In the same spirit as Von Neumann's answer, we could also build quite good approximations using Padé approximants (built at $x=0$) instead of Taylor series. This could give for example $$\frac{1}{\sqrt{\sin (x)}}=\frac {1+\frac{1}{120}x^2 } {x^{1/2}-\frac{3 }{40}x^{5/2}}=\frac{1}{\sqrt{x}}-\frac{10 x^{3/2}}{9 \left( x^2-\frac{40}3\right)}$$ which is "almost" identical to a Taylor series to $O\left(x^{13/2}\right)$. Using $x=y^2$, this then leads to $$\int\frac{dx}{\sqrt{\sin (x)}}=-\frac 29 \int dy-\frac {800}{27}\int\frac {dy}{y^4-\frac{40}3}$$ Since $$\frac 1 {y^4-k^2}=\frac 1 {2k}\left(\frac 1{y^2-k}-\frac 1{y^2+k} \right)$$ $$\int\frac{dy} {y^4-k^2}=-\frac 1 {2k^{3/2}}\left(\tan ^{-1}\left(\frac{y}{\sqrt{k}}\right)+\tanh ^{-1}\left(\frac{y}{\sqrt{k}}\right)\right)$$ Using $k=\sqrt{\frac{40}{3}}$, this finally gives $$\int_0^a\frac{dx}{\sqrt{\sin (x)}}=\frac{2}{27} \left(5 \sqrt[4]{1080} \left(\tan ^{-1}\left(\frac{\sqrt[4]{\frac{3}{5}} }{2^{3/4}}\sqrt{a}\right)+\tanh ^{-1}\left(\frac{\sqrt[4]{\frac{3}{5}} }{2^{3/4}}\sqrt{a}\right)\right)-3 \sqrt{a}\right)$$ which, for $a=\frac \pi 2$ evaluates as $\approx 2.62189$ quite close to the exact solution.
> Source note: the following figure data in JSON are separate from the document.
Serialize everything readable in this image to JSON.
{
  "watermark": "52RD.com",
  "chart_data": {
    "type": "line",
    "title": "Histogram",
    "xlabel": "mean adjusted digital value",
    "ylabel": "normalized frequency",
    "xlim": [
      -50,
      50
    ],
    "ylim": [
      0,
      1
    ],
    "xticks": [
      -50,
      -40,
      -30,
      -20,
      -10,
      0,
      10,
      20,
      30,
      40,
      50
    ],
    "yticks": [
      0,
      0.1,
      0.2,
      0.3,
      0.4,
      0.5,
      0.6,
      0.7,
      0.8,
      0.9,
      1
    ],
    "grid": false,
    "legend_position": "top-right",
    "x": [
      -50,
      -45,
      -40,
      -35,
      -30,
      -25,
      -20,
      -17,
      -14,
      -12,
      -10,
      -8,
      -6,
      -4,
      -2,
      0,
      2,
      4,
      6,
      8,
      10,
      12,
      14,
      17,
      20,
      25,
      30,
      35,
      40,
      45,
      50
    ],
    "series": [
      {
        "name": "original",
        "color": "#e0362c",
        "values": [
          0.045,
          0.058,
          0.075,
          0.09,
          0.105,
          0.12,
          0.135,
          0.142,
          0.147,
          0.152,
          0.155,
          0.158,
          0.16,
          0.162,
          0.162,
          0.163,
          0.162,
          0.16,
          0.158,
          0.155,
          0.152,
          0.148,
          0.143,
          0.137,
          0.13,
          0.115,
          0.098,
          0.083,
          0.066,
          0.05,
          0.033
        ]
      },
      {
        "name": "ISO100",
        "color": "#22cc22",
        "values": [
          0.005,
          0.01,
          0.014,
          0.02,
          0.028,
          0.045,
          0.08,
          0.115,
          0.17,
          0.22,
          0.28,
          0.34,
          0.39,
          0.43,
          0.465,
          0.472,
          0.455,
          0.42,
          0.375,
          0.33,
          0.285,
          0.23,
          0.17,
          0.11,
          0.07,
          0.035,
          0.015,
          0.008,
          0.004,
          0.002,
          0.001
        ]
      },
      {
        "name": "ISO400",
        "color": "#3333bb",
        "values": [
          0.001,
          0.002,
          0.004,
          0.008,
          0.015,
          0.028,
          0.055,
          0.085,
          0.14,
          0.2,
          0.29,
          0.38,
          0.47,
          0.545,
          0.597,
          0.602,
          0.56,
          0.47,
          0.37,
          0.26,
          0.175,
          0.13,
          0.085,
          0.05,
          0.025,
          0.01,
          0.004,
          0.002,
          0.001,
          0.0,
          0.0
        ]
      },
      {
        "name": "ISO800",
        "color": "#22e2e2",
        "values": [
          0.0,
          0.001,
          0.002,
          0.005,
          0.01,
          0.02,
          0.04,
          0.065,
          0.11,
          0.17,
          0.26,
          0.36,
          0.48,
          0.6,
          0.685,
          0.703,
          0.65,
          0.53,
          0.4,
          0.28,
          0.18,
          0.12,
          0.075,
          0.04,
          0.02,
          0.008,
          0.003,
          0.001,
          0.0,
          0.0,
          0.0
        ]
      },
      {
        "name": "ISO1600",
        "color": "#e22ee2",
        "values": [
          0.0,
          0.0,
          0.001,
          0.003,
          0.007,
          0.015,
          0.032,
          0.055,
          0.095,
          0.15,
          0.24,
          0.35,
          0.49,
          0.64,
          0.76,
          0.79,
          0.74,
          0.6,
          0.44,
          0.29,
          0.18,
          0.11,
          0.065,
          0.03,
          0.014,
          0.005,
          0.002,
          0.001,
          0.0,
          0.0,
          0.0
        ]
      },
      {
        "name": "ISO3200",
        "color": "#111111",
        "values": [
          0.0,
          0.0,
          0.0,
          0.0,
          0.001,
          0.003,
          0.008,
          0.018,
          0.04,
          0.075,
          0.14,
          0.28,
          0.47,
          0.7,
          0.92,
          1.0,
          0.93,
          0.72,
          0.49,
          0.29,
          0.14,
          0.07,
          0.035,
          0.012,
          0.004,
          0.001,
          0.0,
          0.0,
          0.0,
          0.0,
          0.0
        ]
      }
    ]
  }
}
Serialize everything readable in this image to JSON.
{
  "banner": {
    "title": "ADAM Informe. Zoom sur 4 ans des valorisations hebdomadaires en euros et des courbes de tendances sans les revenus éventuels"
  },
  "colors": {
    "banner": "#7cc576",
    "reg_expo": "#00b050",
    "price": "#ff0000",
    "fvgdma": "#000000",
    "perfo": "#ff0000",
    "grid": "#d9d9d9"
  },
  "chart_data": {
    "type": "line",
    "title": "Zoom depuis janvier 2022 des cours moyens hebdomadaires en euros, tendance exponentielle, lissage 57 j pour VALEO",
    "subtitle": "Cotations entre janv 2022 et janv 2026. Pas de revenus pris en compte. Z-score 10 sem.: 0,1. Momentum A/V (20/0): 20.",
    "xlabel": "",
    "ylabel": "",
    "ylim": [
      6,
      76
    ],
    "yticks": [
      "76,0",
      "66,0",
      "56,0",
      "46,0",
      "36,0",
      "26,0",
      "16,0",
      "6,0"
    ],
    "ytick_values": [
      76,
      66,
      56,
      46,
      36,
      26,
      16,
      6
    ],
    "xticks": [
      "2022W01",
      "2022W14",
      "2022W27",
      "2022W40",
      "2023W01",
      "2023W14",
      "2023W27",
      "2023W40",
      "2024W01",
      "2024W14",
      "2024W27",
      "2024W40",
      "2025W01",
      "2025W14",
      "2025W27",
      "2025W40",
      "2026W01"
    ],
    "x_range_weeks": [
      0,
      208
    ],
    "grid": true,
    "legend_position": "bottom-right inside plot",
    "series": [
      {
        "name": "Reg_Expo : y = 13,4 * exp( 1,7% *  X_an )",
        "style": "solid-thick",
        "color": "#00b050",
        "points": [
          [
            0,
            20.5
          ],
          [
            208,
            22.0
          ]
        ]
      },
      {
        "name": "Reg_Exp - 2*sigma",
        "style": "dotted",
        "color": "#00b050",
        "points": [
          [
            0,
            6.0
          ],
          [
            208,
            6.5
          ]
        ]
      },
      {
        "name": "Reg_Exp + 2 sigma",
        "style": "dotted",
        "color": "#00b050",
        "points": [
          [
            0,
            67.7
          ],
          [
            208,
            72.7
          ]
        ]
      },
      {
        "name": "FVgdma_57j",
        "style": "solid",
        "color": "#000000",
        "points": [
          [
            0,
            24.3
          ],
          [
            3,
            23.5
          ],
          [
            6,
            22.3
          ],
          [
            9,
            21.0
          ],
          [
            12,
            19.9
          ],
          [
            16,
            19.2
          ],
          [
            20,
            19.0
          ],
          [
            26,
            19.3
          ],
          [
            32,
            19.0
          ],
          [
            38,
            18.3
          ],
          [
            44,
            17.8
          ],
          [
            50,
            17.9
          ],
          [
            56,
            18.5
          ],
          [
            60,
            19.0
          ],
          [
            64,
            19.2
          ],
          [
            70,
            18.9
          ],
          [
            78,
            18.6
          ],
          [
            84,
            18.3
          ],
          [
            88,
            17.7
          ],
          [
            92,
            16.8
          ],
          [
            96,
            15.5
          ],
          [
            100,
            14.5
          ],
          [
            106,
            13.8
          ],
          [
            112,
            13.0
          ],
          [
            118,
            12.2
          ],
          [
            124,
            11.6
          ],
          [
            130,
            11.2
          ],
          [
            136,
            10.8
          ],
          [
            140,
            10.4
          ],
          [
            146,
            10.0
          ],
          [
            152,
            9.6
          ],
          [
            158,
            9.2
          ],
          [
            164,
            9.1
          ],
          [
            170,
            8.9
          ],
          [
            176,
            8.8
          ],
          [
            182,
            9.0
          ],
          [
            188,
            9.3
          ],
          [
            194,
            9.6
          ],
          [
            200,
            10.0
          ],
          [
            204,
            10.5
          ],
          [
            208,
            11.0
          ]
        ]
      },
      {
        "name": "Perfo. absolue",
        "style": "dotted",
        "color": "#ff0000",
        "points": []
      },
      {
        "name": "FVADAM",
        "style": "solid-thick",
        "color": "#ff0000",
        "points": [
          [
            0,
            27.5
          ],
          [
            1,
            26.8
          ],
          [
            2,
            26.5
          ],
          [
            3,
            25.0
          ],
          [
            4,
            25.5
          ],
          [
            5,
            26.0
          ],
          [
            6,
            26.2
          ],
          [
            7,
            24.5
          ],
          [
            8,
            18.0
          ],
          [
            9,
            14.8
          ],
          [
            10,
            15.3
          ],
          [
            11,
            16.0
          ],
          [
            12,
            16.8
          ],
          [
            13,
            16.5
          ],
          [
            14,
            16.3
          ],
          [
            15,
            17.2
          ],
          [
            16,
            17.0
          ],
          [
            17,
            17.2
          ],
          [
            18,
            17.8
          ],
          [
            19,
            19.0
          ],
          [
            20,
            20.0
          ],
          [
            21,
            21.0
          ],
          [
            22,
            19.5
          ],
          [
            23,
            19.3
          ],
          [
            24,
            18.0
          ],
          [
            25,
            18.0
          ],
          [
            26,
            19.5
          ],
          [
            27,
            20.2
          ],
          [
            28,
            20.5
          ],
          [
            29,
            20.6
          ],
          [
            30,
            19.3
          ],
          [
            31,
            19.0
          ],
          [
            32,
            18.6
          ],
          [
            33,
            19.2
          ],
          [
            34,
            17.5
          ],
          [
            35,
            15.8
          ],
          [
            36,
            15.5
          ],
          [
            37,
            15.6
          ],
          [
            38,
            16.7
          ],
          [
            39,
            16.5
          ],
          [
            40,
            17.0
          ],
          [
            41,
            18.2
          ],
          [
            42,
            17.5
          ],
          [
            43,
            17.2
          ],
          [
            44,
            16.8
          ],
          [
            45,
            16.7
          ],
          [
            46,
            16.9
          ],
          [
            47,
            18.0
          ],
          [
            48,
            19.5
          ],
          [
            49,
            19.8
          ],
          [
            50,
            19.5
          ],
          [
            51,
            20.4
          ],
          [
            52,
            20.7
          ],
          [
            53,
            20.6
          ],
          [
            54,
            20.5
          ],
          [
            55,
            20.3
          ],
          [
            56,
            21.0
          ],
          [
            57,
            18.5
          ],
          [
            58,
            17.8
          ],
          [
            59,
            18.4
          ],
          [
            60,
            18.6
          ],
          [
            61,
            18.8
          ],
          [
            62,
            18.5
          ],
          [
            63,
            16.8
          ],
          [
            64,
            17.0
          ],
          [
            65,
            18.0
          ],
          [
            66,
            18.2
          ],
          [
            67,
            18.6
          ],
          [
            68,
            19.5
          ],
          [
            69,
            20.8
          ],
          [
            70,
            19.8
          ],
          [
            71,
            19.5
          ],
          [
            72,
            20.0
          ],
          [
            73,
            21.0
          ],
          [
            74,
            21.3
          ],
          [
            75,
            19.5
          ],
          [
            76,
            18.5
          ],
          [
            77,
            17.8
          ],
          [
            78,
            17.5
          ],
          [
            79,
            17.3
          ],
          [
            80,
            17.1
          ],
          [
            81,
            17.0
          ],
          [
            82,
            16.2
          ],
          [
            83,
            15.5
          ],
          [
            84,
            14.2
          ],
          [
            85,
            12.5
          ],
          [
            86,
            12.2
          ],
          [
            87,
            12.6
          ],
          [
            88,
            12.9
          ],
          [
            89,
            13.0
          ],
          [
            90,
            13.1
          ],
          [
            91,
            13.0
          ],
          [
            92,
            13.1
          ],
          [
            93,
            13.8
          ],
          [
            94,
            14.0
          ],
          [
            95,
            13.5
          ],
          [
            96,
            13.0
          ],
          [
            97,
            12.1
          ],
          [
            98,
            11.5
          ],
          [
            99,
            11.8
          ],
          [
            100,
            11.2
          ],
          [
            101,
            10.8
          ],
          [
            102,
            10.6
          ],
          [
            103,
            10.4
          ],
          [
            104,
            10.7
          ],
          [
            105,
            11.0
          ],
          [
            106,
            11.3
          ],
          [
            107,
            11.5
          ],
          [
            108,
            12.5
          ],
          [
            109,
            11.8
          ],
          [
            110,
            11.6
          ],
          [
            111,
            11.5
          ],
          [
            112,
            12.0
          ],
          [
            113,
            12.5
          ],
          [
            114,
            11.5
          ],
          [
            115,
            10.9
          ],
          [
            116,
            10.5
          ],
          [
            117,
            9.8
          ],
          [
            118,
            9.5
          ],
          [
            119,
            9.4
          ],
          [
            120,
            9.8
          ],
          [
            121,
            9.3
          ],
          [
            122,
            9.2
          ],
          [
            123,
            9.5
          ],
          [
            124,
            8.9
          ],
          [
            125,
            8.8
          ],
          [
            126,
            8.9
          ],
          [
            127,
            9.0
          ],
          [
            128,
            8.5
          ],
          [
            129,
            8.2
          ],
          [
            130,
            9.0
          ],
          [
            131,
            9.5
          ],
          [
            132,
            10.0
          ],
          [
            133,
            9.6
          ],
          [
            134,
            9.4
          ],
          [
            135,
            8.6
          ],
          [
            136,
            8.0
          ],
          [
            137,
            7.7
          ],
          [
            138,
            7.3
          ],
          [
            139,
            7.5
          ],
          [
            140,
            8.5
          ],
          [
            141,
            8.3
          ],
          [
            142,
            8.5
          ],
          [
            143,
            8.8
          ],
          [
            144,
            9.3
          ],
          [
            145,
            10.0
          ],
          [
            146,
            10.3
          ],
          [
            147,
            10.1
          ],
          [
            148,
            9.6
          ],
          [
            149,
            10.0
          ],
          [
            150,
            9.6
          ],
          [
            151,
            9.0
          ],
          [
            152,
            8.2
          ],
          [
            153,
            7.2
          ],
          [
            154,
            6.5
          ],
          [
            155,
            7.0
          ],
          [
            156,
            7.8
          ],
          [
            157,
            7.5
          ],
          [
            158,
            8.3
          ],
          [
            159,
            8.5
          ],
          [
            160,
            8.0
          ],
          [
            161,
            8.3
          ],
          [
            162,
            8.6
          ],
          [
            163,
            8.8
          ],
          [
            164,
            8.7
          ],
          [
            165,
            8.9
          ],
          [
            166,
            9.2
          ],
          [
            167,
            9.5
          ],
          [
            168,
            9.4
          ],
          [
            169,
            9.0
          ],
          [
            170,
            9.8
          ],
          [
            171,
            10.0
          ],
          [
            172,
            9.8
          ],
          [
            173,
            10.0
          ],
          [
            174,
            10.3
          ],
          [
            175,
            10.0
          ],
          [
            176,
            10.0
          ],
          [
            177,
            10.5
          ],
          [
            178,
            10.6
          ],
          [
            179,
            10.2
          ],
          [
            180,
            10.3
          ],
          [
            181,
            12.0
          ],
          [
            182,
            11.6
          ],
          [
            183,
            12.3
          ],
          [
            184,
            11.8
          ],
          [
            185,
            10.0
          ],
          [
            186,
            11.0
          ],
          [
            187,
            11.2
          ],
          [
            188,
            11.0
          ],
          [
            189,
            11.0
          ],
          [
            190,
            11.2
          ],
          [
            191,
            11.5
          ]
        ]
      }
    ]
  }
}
Computed for a few values of $a$, here are some results $$\left( \begin{array}{ccc} a & \text{approximation} & \text{exact}\\ \frac{\pi }{20} & 0.79299 & 0.79299 \\ \frac{\pi }{10} & 1.12285 & 1.12285 \\ \frac{3 \pi }{20} & 1.37807 & 1.37807 \\ \frac{\pi }{5} & 1.59594 & 1.59594 \\ \frac{\pi }{4} & 1.79116 & 1.79116 \\ \frac{3 \pi }{10} & 1.97149 & 1.97149 \\ \frac{7 \pi }{20} & 2.14173 & 2.14174 \\ \frac{2 \pi }{5} & 2.30524 & 2.30527 \\ \frac{9 \pi }{20} & 2.46458 & 2.46465 \\ \frac{\pi }{2} & 2.62189 & 2.62206 \end{array} \right)$$

For sure, we could still improve using more terms $$\frac{1}{\sqrt{\sin (x)}}=\frac {1+\frac{1}{378}x^2-\frac{43 }{90720}x^4} { x^{1/2}-\frac{61 }{756}x^{5/2}}=\frac{1}{\sqrt{x}}+\frac{43 x^{3/2}}{7320}-\frac{35721 x^{3/2}}{610 \left(61 x^2-756\right)}$$ which is "almost" identical to a Taylor series to $O\left(x^{19/2}\right)$ and proceed the same way.

This last expansion would lead to $\approx 2.62203$ for the required integral.